E’ proprio sulla base di quel rapporto, che i governi di Francia e Germania hanno deciso lo scorso gennaio in maniera congiunta di non aspettare la proposta formale della Commissione, prevista per il prossimo autunno, ma di agire e approvare subito alcune norme che andassero nella direzione indicata. La scelta di Parigi e Berlino non piacque all’associazione delle banche tedesche (BdB), che già alla fine del mese scorso aveva messo in guardia da scelte solitarie di alcuni governi europei. In Italia l’idea piace invece all’ex-Ministro delle Finanze, Giulio Tremonti, mentre in Gran Bretagna l’iter per l’approvazione della legge sul ring-fencing sarà pronta alla fine della legislatura (2015).
Londra è stato il primo paese europeo a correre ai ripari e ad adottare una soluzione, per così dire morbida, cioè senza sconvolgere del tutto il sistema fondato sulle banche universali. Anche la BCE era intervenuta a fine mese e, senza sconfessare le raccomandazioni della commissione, aveva chiesto misure ben ponderate da parte dei governi nazionali. In nessuno dei due ordinamenti, né in quello francese, né in quello tedesco, l’investment-banking sarà comunque del tutto separato dall’attività di raccolta del risparmio e di credito. In Germania il gabinetto cristiano-liberale ha approvato un disegno di legge che, una volta approvato dal Parlamento, si applicherà dalla metà del 2014 a quegli istituti che abbiano un attivo superiore ai 90 miliardi o le cui attività rischiose siano superiori al 20% dell’attivo e che comporterà l’imputazione ad un soggetto giuridico differente delle attività di trading per conto proprio, del trading ad alta frequenza e delle attività realizzate con gli hedge-fund.

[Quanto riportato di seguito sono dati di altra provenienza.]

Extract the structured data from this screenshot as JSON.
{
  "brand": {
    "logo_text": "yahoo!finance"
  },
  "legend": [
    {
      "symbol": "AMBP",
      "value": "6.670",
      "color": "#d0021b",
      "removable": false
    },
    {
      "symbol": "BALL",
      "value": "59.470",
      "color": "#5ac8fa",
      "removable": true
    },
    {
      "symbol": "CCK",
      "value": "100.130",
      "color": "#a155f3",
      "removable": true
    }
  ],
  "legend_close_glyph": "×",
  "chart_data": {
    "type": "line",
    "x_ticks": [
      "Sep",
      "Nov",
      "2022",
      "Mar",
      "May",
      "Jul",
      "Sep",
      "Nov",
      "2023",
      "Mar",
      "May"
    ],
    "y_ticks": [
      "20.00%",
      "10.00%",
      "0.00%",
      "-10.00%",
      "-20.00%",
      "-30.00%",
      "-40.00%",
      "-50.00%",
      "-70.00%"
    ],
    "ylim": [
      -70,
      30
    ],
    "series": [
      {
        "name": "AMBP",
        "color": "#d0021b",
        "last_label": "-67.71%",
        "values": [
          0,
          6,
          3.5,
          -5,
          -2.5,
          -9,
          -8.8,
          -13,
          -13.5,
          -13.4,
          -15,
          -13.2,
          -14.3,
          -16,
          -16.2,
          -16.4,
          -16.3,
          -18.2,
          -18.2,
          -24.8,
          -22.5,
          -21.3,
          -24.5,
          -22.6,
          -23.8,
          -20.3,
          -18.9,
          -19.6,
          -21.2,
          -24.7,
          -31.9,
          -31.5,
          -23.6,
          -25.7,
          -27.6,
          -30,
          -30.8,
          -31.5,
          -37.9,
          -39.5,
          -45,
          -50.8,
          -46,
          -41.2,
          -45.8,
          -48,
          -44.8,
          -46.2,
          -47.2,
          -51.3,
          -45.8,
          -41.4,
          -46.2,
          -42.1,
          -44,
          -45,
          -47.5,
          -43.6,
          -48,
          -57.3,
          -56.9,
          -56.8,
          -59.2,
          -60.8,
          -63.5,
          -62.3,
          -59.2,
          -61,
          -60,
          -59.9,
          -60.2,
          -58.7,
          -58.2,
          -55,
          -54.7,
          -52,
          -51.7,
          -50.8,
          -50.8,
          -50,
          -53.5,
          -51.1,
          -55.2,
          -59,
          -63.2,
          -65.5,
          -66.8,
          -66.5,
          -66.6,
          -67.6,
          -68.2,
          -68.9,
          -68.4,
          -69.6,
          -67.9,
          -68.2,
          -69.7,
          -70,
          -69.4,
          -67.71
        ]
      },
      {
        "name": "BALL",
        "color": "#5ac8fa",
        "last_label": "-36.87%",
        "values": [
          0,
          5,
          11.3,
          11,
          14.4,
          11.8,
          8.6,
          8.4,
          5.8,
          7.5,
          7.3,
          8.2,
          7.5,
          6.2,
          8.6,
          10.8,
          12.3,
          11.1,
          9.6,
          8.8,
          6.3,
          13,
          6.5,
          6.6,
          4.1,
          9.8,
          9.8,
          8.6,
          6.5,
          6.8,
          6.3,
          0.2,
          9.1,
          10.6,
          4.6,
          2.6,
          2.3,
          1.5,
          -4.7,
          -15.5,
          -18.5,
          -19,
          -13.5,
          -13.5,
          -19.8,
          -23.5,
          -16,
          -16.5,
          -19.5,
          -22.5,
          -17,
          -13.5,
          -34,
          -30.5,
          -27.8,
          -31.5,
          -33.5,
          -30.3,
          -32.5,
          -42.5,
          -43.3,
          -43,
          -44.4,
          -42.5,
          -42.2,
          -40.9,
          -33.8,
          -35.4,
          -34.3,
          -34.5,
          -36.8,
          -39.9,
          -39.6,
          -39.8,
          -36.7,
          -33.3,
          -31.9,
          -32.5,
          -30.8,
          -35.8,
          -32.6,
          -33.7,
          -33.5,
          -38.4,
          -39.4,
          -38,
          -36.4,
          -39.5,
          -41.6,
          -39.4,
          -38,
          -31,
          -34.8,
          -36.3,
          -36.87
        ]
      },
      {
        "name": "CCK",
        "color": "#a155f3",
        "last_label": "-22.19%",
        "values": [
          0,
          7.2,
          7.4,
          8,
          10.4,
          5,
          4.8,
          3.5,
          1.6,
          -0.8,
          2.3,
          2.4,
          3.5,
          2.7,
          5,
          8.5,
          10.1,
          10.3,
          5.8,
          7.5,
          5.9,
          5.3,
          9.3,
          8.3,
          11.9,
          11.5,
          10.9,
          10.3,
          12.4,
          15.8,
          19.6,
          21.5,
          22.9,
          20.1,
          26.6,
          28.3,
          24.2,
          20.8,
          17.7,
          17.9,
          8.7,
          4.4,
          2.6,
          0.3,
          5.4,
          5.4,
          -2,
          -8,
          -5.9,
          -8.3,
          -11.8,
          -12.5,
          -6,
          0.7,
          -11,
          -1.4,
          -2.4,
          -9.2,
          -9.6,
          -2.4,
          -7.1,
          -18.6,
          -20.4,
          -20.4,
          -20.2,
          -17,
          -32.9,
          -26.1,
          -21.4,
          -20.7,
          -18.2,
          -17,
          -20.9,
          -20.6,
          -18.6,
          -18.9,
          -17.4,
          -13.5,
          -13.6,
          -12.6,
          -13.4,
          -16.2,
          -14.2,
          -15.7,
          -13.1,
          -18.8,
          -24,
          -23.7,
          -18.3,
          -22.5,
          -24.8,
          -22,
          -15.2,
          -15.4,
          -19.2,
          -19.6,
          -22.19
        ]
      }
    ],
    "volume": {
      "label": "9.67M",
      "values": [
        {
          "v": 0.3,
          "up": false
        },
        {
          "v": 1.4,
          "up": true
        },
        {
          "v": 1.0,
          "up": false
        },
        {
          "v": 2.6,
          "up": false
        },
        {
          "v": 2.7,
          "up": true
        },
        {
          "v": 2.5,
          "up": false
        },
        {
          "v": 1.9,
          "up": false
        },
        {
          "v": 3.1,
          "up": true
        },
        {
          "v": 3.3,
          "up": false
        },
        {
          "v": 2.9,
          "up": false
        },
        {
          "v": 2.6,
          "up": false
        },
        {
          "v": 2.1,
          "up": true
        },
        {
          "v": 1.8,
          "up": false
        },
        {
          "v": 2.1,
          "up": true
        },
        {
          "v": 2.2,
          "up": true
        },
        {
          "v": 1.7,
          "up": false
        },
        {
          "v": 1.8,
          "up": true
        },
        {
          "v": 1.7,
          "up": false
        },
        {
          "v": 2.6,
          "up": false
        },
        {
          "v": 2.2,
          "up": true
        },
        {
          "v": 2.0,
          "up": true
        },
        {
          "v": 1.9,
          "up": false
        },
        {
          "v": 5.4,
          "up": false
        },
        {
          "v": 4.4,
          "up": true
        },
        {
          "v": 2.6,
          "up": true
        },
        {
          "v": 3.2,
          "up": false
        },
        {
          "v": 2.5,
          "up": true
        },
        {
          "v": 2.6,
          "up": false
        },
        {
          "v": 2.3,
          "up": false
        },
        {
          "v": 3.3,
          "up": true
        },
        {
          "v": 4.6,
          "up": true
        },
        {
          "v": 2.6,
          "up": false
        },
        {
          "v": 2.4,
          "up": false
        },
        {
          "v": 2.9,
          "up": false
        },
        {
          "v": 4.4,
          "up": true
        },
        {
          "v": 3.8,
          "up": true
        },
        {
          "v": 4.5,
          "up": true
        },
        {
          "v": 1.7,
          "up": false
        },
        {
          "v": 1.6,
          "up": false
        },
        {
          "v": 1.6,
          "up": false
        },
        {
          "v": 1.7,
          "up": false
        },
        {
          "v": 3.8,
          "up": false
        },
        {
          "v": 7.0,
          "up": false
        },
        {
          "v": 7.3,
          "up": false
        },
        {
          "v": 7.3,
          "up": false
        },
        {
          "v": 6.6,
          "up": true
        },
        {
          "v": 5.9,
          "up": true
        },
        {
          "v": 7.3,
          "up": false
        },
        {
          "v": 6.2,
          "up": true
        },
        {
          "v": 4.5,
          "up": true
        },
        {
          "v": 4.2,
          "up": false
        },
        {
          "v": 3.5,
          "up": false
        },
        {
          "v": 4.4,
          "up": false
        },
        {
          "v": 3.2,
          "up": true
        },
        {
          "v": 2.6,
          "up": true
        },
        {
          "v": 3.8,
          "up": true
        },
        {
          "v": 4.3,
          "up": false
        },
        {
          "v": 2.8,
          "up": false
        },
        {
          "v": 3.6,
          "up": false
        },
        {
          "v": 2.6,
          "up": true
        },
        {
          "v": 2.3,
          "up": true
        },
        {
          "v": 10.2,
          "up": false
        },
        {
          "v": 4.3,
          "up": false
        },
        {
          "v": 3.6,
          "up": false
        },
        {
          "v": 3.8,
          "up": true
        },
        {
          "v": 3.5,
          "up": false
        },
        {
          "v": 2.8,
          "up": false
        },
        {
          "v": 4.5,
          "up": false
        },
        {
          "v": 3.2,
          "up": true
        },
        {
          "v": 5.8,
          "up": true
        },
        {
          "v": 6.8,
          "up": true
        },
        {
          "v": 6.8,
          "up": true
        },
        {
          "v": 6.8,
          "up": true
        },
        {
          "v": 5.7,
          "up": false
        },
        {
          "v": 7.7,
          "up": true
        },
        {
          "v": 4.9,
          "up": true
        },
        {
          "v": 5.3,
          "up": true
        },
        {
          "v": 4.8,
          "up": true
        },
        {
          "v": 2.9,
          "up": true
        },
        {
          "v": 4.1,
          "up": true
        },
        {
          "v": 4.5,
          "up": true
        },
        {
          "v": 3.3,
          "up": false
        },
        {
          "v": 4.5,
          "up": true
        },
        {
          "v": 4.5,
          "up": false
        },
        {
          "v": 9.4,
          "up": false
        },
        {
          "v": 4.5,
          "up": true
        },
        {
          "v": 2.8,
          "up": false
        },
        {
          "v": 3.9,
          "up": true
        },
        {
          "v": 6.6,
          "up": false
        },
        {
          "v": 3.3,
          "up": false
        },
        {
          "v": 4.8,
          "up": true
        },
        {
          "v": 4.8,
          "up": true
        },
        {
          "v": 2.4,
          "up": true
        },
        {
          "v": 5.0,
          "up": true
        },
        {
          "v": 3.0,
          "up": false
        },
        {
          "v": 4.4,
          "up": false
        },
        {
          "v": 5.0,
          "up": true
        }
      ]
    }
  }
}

Ciò significa che la legge interesserà in particolar modo Deutsche Bank, Commerzbank e qualche Landesbank. Anche se l’autorità di vigilanza tedesca sostiene che il raggio d’azione della legge potrebbe essere più ampio. La mossa del governo tedesco, che pure l’aveva annunciata già lo scorso autunno, si lega più che altro alla campagna elettorale in corso. I democristiani vogliono sottrarre ai socialdemocratici temi classici della retorica progressista. Ecco perché l’SPD si è affrettata a rendere nota la sua insoddisfazione per il progetto di legge, considerato troppo debole. Secondo l’agenzia di rating Fitch, invece, non sarebbero molti i vantaggi in termini di miglioramento del rating degli istituti soggetti alla normativa. Al contrario, il rischio è che la separazione provochi in realtà un abbandono di determinate attività, compromettendo quindi il successo delle due piazze finanziarie di Parigi e Francoforte.
Sul piede di guerra ci sono però anche le banche popolari, di credito cooperativo e le casse di risparmio, le quali sottolineano come il modello della banca universale abbia dato buone prove di resistenza durante la crisi. Senza contare che il legislatore europeo sta ancora vagliando a livello empirico i risultati dello studio di Liikanen. Maggiore prudenza, sostengono i vertici del mondo bancario tedesco e francese, sarebbe stata gradita. Non diverso il responso della BaFin, l’autorità di vigilanza tedesca, secondo la quale la normativa potrebbe aiutare a rendere meno complesso l’intreccio di interessi di un istituto di credito, ma conterrebbe anche il rischio della nascita di banche ombra non regolate, che sposterebbero soltanto il problema, senza risolverlo.